In the middle of (somewhere) we happened across a go-cart track that was closed down. Testosterone was involved, some mild trash talking ensued, and a good old fashion tire-squealing race took place as a result. We must have looked like a few middle school hooligans skipping out of class. A great time was had by all. Joe was crowned the ultimate victor but there was some debate as to the legitimacy of his course cutting, er… route selection. Clancy won the award for dirtiest racer, nearly putting me into the wall in turn three. Seriously though, we hadn’t had this much fun since our shenanigans at the Troutville city park.

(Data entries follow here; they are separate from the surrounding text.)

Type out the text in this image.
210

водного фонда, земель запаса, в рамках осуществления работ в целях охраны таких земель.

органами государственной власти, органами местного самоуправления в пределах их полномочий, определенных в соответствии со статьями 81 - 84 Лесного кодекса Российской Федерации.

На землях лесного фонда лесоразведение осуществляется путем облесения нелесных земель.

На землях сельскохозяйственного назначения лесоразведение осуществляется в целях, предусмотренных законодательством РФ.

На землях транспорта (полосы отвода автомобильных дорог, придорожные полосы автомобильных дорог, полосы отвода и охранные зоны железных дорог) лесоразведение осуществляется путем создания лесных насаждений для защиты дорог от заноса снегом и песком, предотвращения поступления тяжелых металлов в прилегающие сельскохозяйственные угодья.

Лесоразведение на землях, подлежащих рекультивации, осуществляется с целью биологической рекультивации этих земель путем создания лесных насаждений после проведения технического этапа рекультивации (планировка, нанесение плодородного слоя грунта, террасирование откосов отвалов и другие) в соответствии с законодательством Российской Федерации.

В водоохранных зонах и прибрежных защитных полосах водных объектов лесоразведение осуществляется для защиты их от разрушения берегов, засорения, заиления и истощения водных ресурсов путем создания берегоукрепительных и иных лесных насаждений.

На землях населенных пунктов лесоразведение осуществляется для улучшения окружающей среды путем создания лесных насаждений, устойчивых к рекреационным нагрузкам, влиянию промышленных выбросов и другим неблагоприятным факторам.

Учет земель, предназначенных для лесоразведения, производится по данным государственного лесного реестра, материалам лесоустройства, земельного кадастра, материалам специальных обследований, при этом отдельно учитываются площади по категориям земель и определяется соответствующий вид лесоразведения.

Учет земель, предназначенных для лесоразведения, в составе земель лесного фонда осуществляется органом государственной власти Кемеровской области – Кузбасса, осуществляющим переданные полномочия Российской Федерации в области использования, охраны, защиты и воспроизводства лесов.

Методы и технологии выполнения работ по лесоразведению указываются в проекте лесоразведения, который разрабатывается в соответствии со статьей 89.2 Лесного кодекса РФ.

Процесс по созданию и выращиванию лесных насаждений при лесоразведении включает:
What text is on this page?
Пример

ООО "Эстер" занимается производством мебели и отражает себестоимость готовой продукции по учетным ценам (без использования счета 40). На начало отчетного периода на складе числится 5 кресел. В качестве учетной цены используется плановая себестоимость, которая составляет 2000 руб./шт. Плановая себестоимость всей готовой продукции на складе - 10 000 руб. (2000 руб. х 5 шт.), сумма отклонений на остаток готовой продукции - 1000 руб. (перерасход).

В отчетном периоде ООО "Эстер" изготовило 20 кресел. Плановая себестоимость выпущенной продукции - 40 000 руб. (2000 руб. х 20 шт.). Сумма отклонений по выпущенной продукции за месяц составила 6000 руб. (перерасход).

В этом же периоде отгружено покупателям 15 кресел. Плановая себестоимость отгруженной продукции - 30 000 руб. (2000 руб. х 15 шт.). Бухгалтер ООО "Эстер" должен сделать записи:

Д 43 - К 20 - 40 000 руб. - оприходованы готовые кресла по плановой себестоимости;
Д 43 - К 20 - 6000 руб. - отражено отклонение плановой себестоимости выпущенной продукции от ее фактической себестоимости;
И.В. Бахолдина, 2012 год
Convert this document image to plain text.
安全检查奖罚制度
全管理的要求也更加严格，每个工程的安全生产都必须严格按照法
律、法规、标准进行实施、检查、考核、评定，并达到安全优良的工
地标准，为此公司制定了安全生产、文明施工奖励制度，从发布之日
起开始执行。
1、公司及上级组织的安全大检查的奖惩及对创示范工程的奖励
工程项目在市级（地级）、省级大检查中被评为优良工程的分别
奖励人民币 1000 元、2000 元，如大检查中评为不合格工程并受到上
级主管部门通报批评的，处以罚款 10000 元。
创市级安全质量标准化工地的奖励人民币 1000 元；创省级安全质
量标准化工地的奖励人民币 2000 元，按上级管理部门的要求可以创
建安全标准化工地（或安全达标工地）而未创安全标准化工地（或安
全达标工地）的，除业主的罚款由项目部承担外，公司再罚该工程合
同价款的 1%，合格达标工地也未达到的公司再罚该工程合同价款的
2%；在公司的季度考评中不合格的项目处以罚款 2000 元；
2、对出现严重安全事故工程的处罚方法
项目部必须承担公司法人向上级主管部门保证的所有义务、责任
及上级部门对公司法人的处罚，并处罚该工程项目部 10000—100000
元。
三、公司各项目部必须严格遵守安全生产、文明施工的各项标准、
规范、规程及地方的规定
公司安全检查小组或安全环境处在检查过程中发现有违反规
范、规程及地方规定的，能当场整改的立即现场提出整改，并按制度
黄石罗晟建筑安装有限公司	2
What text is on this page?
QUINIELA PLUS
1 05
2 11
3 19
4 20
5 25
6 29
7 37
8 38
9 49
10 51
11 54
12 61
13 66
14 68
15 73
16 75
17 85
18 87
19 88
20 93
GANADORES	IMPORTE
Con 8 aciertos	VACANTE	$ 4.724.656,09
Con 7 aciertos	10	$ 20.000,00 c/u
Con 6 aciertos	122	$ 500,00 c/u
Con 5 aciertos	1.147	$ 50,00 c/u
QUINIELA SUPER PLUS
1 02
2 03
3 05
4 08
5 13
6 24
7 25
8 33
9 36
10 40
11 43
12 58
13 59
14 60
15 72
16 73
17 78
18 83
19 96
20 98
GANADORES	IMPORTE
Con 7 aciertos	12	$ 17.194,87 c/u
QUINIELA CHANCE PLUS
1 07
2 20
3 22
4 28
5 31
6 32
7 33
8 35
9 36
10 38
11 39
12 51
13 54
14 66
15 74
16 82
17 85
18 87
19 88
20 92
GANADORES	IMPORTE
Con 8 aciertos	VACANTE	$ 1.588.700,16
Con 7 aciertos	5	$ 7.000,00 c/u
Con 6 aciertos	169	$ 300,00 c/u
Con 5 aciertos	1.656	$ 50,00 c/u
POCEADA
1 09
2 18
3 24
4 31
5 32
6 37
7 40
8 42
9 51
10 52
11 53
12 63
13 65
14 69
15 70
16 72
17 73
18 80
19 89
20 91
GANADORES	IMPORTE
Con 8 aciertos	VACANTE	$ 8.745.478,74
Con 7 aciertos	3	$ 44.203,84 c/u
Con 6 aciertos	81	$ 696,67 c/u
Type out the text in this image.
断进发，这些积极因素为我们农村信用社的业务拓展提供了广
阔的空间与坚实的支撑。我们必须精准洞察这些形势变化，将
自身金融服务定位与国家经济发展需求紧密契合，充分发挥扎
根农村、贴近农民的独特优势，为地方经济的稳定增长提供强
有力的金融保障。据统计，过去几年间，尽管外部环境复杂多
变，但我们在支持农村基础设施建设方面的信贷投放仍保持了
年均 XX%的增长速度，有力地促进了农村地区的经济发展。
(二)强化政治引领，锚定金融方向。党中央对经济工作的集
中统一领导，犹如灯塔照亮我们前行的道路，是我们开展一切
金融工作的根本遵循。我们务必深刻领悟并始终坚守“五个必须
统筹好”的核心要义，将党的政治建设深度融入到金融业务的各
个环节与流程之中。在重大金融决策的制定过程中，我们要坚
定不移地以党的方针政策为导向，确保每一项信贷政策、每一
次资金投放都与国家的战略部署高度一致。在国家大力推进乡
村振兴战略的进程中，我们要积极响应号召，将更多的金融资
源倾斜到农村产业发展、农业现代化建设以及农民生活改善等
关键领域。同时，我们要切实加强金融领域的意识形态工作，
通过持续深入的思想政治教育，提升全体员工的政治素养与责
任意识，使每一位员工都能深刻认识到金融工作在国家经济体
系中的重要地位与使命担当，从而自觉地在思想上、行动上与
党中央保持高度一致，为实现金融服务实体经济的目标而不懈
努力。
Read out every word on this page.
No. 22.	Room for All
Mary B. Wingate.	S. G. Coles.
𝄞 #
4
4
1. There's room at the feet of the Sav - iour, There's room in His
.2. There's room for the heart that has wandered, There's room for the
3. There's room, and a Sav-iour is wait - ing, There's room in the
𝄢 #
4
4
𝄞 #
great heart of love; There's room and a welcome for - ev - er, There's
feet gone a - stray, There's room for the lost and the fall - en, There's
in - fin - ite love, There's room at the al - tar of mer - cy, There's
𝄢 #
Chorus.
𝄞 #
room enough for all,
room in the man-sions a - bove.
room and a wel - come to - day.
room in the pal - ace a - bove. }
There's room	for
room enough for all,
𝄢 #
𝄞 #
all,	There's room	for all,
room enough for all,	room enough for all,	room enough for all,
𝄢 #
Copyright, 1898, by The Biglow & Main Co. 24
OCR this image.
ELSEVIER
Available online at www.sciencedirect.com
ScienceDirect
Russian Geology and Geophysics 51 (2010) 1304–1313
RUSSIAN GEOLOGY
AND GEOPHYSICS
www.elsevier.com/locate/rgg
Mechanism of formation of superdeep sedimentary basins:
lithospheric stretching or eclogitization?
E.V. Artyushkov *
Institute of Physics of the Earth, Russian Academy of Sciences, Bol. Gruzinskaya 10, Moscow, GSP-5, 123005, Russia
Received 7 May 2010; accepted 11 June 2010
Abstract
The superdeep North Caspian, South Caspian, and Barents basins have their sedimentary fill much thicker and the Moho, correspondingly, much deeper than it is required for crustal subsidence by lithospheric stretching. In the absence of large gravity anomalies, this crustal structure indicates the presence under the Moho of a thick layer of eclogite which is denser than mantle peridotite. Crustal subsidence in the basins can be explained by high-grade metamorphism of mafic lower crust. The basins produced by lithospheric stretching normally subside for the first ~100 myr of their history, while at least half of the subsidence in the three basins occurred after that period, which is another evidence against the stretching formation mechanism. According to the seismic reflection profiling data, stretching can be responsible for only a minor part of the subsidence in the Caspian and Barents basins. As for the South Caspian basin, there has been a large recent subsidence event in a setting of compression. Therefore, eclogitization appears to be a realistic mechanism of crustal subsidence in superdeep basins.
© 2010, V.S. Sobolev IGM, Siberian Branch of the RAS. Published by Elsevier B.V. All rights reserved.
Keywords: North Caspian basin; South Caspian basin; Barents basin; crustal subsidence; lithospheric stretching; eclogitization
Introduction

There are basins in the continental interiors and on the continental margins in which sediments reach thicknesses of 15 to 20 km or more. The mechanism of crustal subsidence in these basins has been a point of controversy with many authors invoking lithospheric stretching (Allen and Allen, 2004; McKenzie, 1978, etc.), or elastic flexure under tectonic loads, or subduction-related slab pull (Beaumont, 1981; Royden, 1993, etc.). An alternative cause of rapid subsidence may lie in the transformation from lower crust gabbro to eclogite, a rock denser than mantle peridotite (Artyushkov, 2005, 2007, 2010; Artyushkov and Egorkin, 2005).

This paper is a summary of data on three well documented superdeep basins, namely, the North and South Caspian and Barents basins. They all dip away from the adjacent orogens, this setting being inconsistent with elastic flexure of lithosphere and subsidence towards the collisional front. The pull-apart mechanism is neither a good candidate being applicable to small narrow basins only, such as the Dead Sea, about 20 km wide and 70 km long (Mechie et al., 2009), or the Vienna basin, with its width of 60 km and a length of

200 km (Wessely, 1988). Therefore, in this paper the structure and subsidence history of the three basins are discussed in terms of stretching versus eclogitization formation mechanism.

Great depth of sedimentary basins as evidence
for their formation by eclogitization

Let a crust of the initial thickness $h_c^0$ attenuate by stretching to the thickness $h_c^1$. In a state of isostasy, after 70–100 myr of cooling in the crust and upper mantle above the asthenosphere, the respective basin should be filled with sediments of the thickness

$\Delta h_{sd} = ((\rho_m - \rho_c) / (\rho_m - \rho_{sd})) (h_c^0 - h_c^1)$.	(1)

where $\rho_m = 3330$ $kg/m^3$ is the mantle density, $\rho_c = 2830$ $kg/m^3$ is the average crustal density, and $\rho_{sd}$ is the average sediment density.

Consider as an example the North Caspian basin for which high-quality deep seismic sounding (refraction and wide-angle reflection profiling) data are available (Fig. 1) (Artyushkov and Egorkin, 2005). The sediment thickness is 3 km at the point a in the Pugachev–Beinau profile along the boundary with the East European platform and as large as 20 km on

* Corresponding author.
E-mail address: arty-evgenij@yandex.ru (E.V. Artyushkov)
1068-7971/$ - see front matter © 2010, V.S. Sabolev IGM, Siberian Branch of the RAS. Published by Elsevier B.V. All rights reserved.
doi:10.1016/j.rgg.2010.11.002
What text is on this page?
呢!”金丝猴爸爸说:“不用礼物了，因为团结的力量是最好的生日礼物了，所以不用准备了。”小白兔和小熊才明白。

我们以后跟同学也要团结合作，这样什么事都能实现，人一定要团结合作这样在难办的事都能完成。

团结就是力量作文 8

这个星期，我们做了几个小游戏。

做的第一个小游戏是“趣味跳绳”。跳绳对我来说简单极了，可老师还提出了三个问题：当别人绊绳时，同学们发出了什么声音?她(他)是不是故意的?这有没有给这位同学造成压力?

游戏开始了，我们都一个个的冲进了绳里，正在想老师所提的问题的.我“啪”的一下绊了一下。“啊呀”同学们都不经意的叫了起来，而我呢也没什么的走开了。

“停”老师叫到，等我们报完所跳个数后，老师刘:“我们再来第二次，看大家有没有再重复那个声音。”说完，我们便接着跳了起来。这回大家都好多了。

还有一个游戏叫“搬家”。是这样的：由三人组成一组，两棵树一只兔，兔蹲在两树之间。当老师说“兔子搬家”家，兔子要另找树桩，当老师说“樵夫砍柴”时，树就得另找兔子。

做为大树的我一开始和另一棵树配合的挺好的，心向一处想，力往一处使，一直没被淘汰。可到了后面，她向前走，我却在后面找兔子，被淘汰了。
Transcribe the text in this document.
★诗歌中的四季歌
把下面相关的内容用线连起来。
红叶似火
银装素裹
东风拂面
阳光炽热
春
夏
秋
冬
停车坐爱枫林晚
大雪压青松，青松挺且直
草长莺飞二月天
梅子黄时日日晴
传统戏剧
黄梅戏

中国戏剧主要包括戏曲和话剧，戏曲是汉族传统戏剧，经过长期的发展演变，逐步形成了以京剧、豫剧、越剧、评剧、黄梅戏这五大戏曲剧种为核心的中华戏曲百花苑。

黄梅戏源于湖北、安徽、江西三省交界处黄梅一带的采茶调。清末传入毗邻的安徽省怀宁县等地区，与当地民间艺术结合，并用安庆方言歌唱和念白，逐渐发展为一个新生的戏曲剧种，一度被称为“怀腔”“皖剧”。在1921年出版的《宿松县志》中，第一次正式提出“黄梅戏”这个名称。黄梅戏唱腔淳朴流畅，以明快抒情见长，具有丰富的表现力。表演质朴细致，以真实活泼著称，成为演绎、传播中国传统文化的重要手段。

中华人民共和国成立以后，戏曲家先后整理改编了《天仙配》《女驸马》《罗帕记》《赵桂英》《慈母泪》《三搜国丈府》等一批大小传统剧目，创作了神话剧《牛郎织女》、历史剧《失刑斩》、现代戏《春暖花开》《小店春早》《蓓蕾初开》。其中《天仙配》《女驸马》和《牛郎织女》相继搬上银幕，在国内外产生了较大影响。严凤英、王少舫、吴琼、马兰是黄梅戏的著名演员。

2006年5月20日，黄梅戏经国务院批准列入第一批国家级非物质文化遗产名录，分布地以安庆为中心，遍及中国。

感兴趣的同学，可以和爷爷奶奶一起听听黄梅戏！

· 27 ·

Prior to entering the Shawnee National Forest we dropped by Cave in Rock State Park. Though by no means a Mammoth Cave, the cavern was quite large and unique. The main chamber looked like it would make one heck of an amphitheatre; party anyone? Judging by some of the litter it looked like someone beat me to the idea. Another cool thing about the park was that we had to take a ferry to get to it - we never say no to a boat ride!

On some random farmland we saw the biggest horns I have ever laid eyes on. They happened to be attached to a rather large bull, one that I was not in a hurry to jump in a pasture with . Though impressive, I didn’t envy his masculinity ornaments - can you imagine the weight involved and the resulting neck-aches? I hope he has a good chiropractor.